Franceschini o il trionfo dell’ars democristiana
Secondo me, quello che è accaduto oggi all’assemblea nazionale del Pd dovrebbe essere studiato nelle scuole. Non so cosa scriveranno i giornali di domani (il mio domani non esce), ma se dovessi dirla in sintesi direi che oggi è stato il trionfo definitivo – e a tratti spettacolare – della più pura arte democristiana. Quella dei popolari, ovviamente. Una danza, una sequenza di appena tre passi, con giravolta finale, eseguita con tempismo, freddezza ed eleganza da torero consumato.

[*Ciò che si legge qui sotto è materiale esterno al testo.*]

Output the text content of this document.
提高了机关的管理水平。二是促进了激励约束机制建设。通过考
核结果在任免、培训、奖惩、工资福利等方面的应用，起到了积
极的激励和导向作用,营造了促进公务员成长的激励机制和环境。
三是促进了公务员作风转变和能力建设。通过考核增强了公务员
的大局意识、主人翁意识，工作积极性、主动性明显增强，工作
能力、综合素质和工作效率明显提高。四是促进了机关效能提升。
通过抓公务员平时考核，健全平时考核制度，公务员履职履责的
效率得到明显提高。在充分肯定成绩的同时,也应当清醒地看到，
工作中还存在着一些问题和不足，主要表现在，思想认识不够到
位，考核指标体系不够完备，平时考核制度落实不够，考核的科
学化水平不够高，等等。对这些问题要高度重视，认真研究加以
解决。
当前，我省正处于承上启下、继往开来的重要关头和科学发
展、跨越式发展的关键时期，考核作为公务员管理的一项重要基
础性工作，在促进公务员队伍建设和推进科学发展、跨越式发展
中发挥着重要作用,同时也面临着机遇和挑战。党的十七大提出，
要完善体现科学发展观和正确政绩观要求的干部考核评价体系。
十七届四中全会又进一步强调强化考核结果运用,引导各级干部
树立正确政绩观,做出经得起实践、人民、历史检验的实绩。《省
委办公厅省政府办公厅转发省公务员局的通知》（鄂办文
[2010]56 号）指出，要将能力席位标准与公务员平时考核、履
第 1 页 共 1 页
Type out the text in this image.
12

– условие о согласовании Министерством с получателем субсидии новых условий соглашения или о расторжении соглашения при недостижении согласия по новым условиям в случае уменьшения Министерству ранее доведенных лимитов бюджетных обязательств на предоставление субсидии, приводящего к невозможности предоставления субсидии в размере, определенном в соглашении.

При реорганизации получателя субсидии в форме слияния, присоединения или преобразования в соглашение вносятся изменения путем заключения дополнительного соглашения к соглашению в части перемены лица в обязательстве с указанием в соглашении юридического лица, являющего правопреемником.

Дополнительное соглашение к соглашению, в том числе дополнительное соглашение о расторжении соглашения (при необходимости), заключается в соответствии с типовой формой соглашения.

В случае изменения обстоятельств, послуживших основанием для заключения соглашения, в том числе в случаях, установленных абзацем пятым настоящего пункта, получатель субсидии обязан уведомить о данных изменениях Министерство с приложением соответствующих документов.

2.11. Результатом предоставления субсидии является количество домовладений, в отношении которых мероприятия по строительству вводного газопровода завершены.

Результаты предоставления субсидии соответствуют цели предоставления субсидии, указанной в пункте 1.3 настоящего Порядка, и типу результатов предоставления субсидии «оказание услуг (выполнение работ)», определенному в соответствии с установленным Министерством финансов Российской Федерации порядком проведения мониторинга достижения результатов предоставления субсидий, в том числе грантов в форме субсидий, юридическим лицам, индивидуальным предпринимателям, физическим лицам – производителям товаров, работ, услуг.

Prima hanno lanciato la candidatura di Walter Veltroni (a candidarlo apertamente fu all’inizio giusto Dario Franceschini, scongiurando in tal modo un ticket Bersani-Letta che lo avrebbe emarginato). E così ne sono diventati i principali sostenitori, ottenendone in cambio tutte le postazioni chiave nel partito (vicesegretario, responsabile organizzazione, capogruppo alla Camera, e giù per li rami) ma soprattutto un segretario e una linea che su tutte le materie a loro care, dalla collocazione europea fino alle questioni bioetiche, non avrebbero potuto essere più sbilanciati a loro favore (primo passo); quindi hanno convinto Veltroni – o gli hanno lasciato credere, fa lo stesso – che l’unico modo per evitare la sconfitta congressuale contro Pier Luigi Bersani e la cacciata con onta, dopo le ulteriori sconfitte elettorali che già si profilavano alle europee e alle amministrative, sarebbe stato la nomina di Franceschini al suo posto, come garante della continuità, spiegando a tutti gli altri che in questo modo lui si sarebbe accollato soltanto i prossimi disastrosi risultati elettorali, per poi cedere graziosamente il posto (secondo passo); infine, oggi, il vicesegretario indicato dallo stesso Veltroni come garante della continuità compie il terzo e ultimo passo della danza attorno al toro ex comunista, giravolta, e si presenta come il garante della discontinuità: azzera il coordinamento e il governo ombra, promette una gestione democratica e collegiale, spiega che il Partito democratico è il figlio dell’Ulivo (“Se c’è un errore che abbiamo fatto è stato quello di far credere il contrario”, o giù di lì, cito a memoria) e taglia finalmente quei nodi, dalla collocazione europea alle questioni bioetiche, che Veltroni non aveva potuto sciogliere proprio perché c’erano i popolari a tenerlo, chiudendo infine il suo discorso in un tripudio di richiami alla Resistenza, all’antifascismo e alla difesa della Costituzione. Un discorso molto di sinistra, che proprio per questo nessun segretario espressione dei Ds (dunque insieme alleato e ostaggio degli ex democristiani) mai e poi mai avrebbe potuto sognarsi di fare. Ultimo eccezionale gioco di prestigio, tutto questo gli riesce mentre l’intera stampa nazionale scrive delle manovre e dei complotti di Massimo D’Alema, che per tutta la partita, dal 2007 a oggi, praticamente non ha visto palla. Applausi.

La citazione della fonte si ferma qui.